If the United States failed in “providing power projection forces and arms” to the region, he writes, its principal global rival, China, might fill the void. “China may not yet be ready to try to assume the role, but the entire South China Sea crisis would pale to near insignificance if China became the de facto guarantor of Gulf stability.”
Cordesman continues: “The real-world nature of US influence and power in the Pacific would be cut massively, China’s leverage over other major Asian economies like Japan and South Korea would be sharply increased, and the potential rise in tension between China and India--and cut in India’s relative position--would have a massive impact on the balance of power in South Asia and the Indian Ocean.”

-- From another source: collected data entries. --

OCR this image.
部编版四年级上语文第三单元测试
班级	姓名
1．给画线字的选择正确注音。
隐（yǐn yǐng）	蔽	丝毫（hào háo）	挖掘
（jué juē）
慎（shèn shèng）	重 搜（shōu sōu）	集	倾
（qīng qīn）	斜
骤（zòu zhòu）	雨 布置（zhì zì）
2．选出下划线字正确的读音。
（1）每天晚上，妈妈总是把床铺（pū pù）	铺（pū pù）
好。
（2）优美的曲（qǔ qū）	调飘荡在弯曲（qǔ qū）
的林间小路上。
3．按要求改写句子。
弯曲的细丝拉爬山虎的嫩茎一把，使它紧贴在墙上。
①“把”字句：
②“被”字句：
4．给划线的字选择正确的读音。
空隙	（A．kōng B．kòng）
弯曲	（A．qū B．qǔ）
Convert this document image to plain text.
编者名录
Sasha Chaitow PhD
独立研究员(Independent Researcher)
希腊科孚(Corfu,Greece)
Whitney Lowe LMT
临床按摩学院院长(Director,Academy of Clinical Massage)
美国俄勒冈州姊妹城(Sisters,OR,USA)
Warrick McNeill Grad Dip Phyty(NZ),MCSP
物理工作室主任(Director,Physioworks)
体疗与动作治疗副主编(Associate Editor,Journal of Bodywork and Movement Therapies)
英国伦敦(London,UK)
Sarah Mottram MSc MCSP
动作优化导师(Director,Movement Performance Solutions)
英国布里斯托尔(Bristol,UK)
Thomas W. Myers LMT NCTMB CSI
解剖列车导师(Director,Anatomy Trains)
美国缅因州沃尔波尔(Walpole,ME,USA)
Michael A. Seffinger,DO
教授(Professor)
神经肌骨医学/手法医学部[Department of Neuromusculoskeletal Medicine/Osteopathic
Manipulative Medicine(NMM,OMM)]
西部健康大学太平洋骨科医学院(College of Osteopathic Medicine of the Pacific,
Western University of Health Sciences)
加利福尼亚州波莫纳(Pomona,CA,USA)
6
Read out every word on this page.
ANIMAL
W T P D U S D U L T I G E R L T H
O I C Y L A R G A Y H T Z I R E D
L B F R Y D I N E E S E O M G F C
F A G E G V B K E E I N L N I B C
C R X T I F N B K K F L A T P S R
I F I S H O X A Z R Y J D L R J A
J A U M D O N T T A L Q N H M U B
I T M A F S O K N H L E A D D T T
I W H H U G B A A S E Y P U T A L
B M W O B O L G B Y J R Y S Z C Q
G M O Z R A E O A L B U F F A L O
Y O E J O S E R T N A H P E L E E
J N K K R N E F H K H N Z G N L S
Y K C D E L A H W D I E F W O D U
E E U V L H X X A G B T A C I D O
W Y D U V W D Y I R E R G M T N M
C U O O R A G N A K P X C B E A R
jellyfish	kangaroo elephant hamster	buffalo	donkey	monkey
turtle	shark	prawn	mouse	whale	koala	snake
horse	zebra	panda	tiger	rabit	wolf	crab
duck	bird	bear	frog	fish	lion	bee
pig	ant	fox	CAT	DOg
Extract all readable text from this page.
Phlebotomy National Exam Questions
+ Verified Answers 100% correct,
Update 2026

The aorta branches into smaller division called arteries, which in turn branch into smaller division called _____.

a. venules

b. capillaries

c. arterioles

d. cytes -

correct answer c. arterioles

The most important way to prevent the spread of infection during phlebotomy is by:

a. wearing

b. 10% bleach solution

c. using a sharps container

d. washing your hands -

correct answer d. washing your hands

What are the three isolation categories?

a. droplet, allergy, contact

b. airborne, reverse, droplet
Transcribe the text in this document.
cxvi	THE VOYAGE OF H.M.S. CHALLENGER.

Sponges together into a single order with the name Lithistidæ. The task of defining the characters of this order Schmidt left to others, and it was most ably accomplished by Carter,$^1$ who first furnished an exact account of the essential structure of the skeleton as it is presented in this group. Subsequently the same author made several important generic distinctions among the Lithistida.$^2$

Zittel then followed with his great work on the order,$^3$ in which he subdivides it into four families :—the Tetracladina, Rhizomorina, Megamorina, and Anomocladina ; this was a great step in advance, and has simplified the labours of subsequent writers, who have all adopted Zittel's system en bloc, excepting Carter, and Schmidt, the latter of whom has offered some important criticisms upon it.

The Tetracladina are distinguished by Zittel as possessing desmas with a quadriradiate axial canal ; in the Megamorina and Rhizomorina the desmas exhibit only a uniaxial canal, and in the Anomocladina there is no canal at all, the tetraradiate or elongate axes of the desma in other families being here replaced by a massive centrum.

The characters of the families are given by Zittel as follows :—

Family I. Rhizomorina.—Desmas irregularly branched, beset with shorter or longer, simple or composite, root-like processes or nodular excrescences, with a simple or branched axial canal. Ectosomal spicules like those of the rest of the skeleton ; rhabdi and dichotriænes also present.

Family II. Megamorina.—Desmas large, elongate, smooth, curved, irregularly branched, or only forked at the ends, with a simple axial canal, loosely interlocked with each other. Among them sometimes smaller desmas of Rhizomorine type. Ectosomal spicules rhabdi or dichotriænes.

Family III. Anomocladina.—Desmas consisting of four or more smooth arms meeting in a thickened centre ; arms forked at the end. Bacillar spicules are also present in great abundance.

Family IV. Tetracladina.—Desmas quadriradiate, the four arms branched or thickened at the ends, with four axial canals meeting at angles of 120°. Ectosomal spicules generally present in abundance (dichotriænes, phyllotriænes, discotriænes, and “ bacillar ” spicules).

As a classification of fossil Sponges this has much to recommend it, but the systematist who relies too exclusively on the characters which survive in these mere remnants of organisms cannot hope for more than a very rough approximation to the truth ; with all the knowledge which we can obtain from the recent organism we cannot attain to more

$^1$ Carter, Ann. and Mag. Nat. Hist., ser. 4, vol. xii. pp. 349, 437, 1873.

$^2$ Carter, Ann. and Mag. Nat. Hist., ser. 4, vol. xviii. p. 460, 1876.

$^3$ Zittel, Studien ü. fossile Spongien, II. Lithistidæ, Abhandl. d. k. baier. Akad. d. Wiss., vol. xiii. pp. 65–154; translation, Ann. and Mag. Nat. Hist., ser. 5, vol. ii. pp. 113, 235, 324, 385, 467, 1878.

In other words, the turn toward closer relations with Saudi Arabia and the related Gulf oil sheikdoms is bound up with US imperialism’s mounting conflict with China, which it has identified as the principal challenge to the drive for American global hegemony. Washington is determined to dominate Asia, including China, by maintaining the military power to choke off the region’s energy imports.
The fact that the sclerotic House of Saud, one of the world’s last absolute monarchies, has become a lynchpin of Washington’s imperialist strategy, not only in the Middle East but globally, is a measure of the crisis of American and world capitalism.
Oil revenues, which account for fully 90 percent of the kingdom’s export earnings, have been cut nearly in half since 2014. Last month, the government was forced to reverse itself on austerity measures that hit the military and public employees over fear that declining living standards and rising unemployment are creating the conditions for social revolt.
In the predominantly Shia Eastern Province, the center of the kingdom’s oil production, security forces laid siege to the town of Awamiyah, a center of resistance to the regime, during the week preceding Trump’s visit. Combined with the failure of the Saudi bid to topple the Assad regime in Syria by supporting Al Qaeda-linked militias and the regime’s inability to retake Yemen from the Houthi rebels, the deepening domestic crisis is creating the conditions for revolutionary upheavals against Washington’s principal ally in the Arab world.
Obama's push for the 2015 Iran nuclear deal was not because he was a fervent pacifist. It was because segments of the U.S. deep state realize that Iran cannot be conquered militarily. The U.S. cannot win that war. The fact that the U.S. is moving full steam in that direction is certainly proof of a crisis.